Leonardo Helicopters is turning to technology to enable customer shipments despite the travel restrictions imposed by the coronavirus crisis which have caused a build-up of completed but undelivered aircraft at its production sites.

The Italian company’s helicopter division was one of the parts of the business most acutely affected by the Covid-19 pandemic during the first quarter: civil deliveries slumped to 11 units, down on the 19 shipments it made in the same period a year earlier.


Source: Leonardo

Delivery bottleneck hit AW139 during first quarter

Although output has largely been maintained at pre-coronavirus levels, clients have been unable or unwilling to travel to northern Italy to collect the assembled helicopters.

But speaking on a first-quarter earnings call on 7 May, Alessandra Genco, group chief financial officer, said the division was considering new solutions to clear the log-jam of undelivered aircraft, which are largely AW139 intermediate-twins.

“In helicopters we are getting ready to do ‘smart deliveries’ – using the digital set-up to transfer to customers all the data relating to the final testing we have done on their machines,” she says.

“This will make them comfortable that the machine is in good shape, as if their own pilots had tested it, and therefore on that basis take delivery of the aircraft.” A similar scheme is already in operation by Airbus at its commercial aviation unit.

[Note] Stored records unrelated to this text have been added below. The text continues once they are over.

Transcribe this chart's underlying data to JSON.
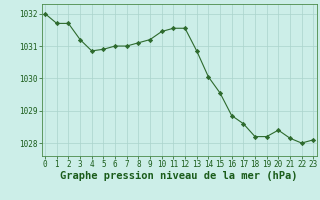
{
  "x": [
    0,
    1,
    2,
    3,
    4,
    5,
    6,
    7,
    8,
    9,
    10,
    11,
    12,
    13,
    14,
    15,
    16,
    17,
    18,
    19,
    20,
    21,
    22,
    23
  ],
  "y": [
    1032.0,
    1031.7,
    1031.7,
    1031.2,
    1030.85,
    1030.9,
    1031.0,
    1031.0,
    1031.1,
    1031.2,
    1031.45,
    1031.55,
    1031.55,
    1030.85,
    1030.05,
    1029.55,
    1028.85,
    1028.6,
    1028.2,
    1028.2,
    1028.4,
    1028.15,
    1028.0,
    1028.1
  ],
  "line_color": "#2d6a2d",
  "marker": "D",
  "marker_size": 2.2,
  "background_color": "#cceee8",
  "grid_color": "#aad4cc",
  "ylabel_ticks": [
    1028,
    1029,
    1030,
    1031,
    1032
  ],
  "xtick_labels": [
    "0",
    "1",
    "2",
    "3",
    "4",
    "5",
    "6",
    "7",
    "8",
    "9",
    "10",
    "11",
    "12",
    "13",
    "14",
    "15",
    "16",
    "17",
    "18",
    "19",
    "20",
    "21",
    "22",
    "23"
  ],
  "xlabel": "Graphe pression niveau de la mer (hPa)",
  "ylim": [
    1027.6,
    1032.3
  ],
  "xlim": [
    -0.3,
    23.3
  ],
  "tick_fontsize": 5.5,
  "xlabel_fontsize": 7.5,
  "tick_color": "#1a5c1a",
  "label_color": "#1a5c1a",
  "spine_color": "#4a8a4a"
}
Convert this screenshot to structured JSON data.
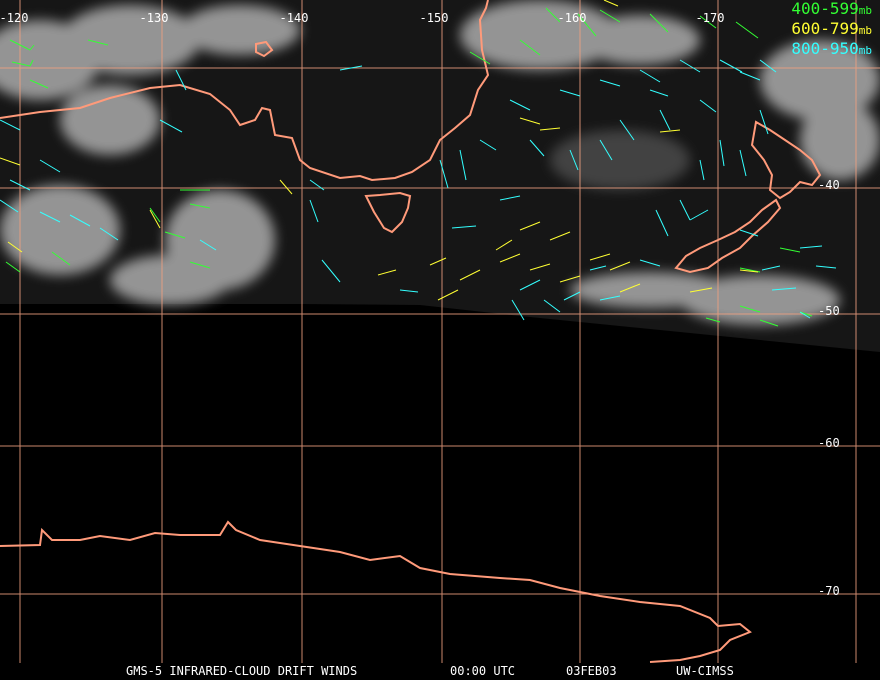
{
  "map": {
    "lon_labels": [
      {
        "text": "-120",
        "id": "lon--120"
      },
      {
        "text": "-130",
        "id": "lon--130"
      },
      {
        "text": "-140",
        "id": "lon--140"
      },
      {
        "text": "-150",
        "id": "lon--150"
      },
      {
        "text": "-160",
        "id": "lon--160"
      },
      {
        "text": "-170",
        "id": "lon--170"
      }
    ],
    "lat_labels": [
      {
        "text": "-40",
        "id": "lat--40"
      },
      {
        "text": "-50",
        "id": "lat--50"
      },
      {
        "text": "-60",
        "id": "lat--60"
      },
      {
        "text": "-70",
        "id": "lat--70"
      }
    ],
    "colors": {
      "grid": "#f0a080",
      "coast": "#ff9a7a",
      "label": "#ffffff",
      "layer_400_599": "#33ff33",
      "layer_600_799": "#ffff33",
      "layer_800_950": "#33ffff"
    }
  },
  "legend": {
    "items": [
      {
        "range": "400-599",
        "unit": "mb",
        "color": "#33ff33"
      },
      {
        "range": "600-799",
        "unit": "mb",
        "color": "#ffff33"
      },
      {
        "range": "800-950",
        "unit": "mb",
        "color": "#33ffff"
      }
    ]
  },
  "footer": {
    "product": "GMS-5 INFRARED-CLOUD DRIFT WINDS",
    "time": "00:00 UTC",
    "date": "03FEB03",
    "source": "UW-CIMSS"
  }
}
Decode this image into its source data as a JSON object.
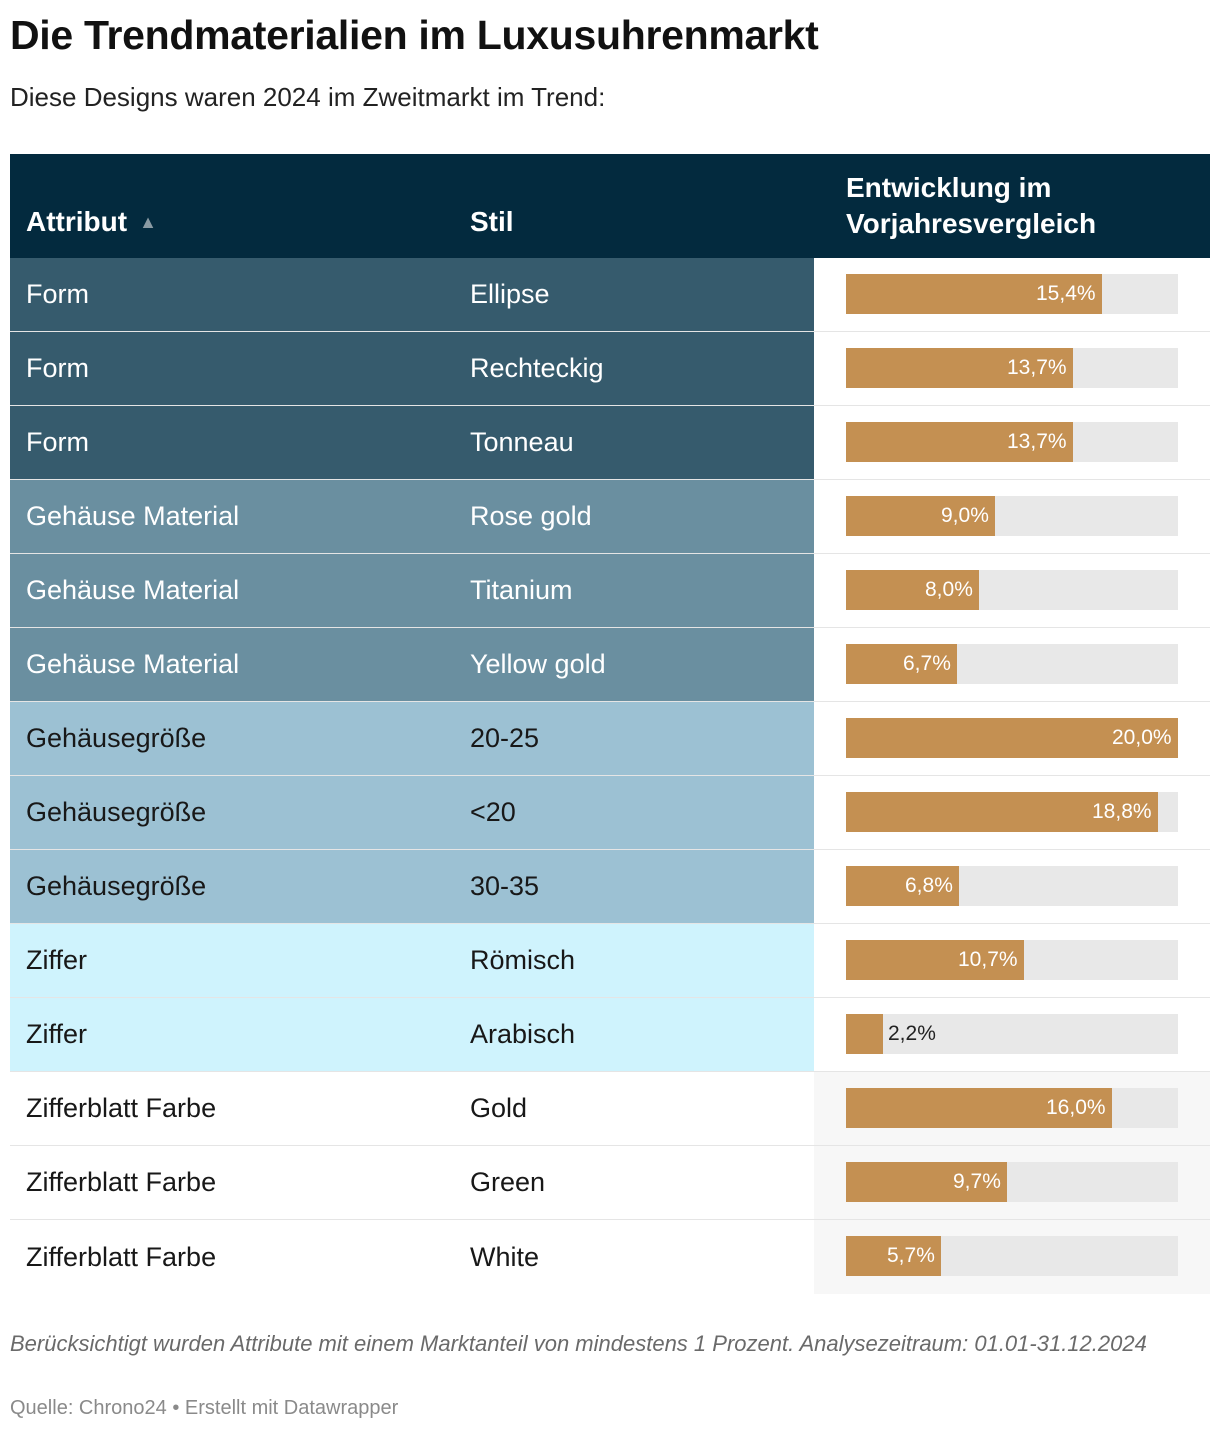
{
  "title": "Die Trendmaterialien im Luxusuhrenmarkt",
  "subtitle": "Diese Designs waren 2024 im Zweitmarkt im Trend:",
  "note": "Berücksichtigt wurden Attribute mit einem Marktanteil von mindestens 1 Prozent. Analysezeitraum: 01.01-31.12.2024",
  "source": "Quelle: Chrono24 • Erstellt mit Datawrapper",
  "colors": {
    "header": "#032a3e",
    "bar": "#c49052",
    "track": "#e8e8e8",
    "group_form": "#365b6d",
    "group_material": "#6a8fa0",
    "group_groesse": "#9cc1d3",
    "group_ziffer": "#cff3fd",
    "group_zifferblatt": "#ffffff"
  },
  "chart_data": {
    "type": "table",
    "columns": [
      "Attribut",
      "Stil",
      "Entwicklung im Vorjahresvergleich"
    ],
    "sort_icon": "sort-ascending-icon",
    "max_value": 20.0,
    "rows": [
      {
        "attribut": "Form",
        "stil": "Ellipse",
        "value": 15.4,
        "label": "15,4%",
        "bg": "#365b6d",
        "text_color": "#ffffff"
      },
      {
        "attribut": "Form",
        "stil": "Rechteckig",
        "value": 13.7,
        "label": "13,7%",
        "bg": "#365b6d",
        "text_color": "#ffffff"
      },
      {
        "attribut": "Form",
        "stil": "Tonneau",
        "value": 13.7,
        "label": "13,7%",
        "bg": "#365b6d",
        "text_color": "#ffffff"
      },
      {
        "attribut": "Gehäuse Material",
        "stil": "Rose gold",
        "value": 9.0,
        "label": "9,0%",
        "bg": "#6a8fa0",
        "text_color": "#ffffff"
      },
      {
        "attribut": "Gehäuse Material",
        "stil": "Titanium",
        "value": 8.0,
        "label": "8,0%",
        "bg": "#6a8fa0",
        "text_color": "#ffffff"
      },
      {
        "attribut": "Gehäuse Material",
        "stil": "Yellow gold",
        "value": 6.7,
        "label": "6,7%",
        "bg": "#6a8fa0",
        "text_color": "#ffffff"
      },
      {
        "attribut": "Gehäusegröße",
        "stil": "20-25",
        "value": 20.0,
        "label": "20,0%",
        "bg": "#9cc1d3",
        "text_color": "#181818"
      },
      {
        "attribut": "Gehäusegröße",
        "stil": "<20",
        "value": 18.8,
        "label": "18,8%",
        "bg": "#9cc1d3",
        "text_color": "#181818"
      },
      {
        "attribut": "Gehäusegröße",
        "stil": "30-35",
        "value": 6.8,
        "label": "6,8%",
        "bg": "#9cc1d3",
        "text_color": "#181818"
      },
      {
        "attribut": "Ziffer",
        "stil": "Römisch",
        "value": 10.7,
        "label": "10,7%",
        "bg": "#cff3fd",
        "text_color": "#181818"
      },
      {
        "attribut": "Ziffer",
        "stil": "Arabisch",
        "value": 2.2,
        "label": "2,2%",
        "bg": "#cff3fd",
        "text_color": "#181818"
      },
      {
        "attribut": "Zifferblatt Farbe",
        "stil": "Gold",
        "value": 16.0,
        "label": "16,0%",
        "bg": "#ffffff",
        "text_color": "#181818"
      },
      {
        "attribut": "Zifferblatt Farbe",
        "stil": "Green",
        "value": 9.7,
        "label": "9,7%",
        "bg": "#ffffff",
        "text_color": "#181818"
      },
      {
        "attribut": "Zifferblatt Farbe",
        "stil": "White",
        "value": 5.7,
        "label": "5,7%",
        "bg": "#ffffff",
        "text_color": "#181818"
      }
    ]
  }
}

However, although progress is being made on the initiative, she cautions not to expect any “significant speed up” of deliveries until June at the earliest.

Revenues at the division slumped year on year by 13.4%, to €704 million ($761 million), contributing to a 68% plunge in EBITA, to €18 million.

Nonetheless, Leonardo Helicopters added €1.48 billion to its backlog during the quarter, largely driven by the defence sector. This included 32 TH-119s for the US Navy, following the January selection of the light-single as the service’s new trainer, designated the TH-73A.

Leonardo has a significant presence in northern Italy, which has been the part of the country worst affected by the coronavirus outbreak.

Despite this, the group has not furloughed any of its around 31,000 staff in the country, says chief executive Alessandro Profumo. At the end of April, 40% of its employees were on site, 43% were working remotely and the remaining 17% were absent, he says.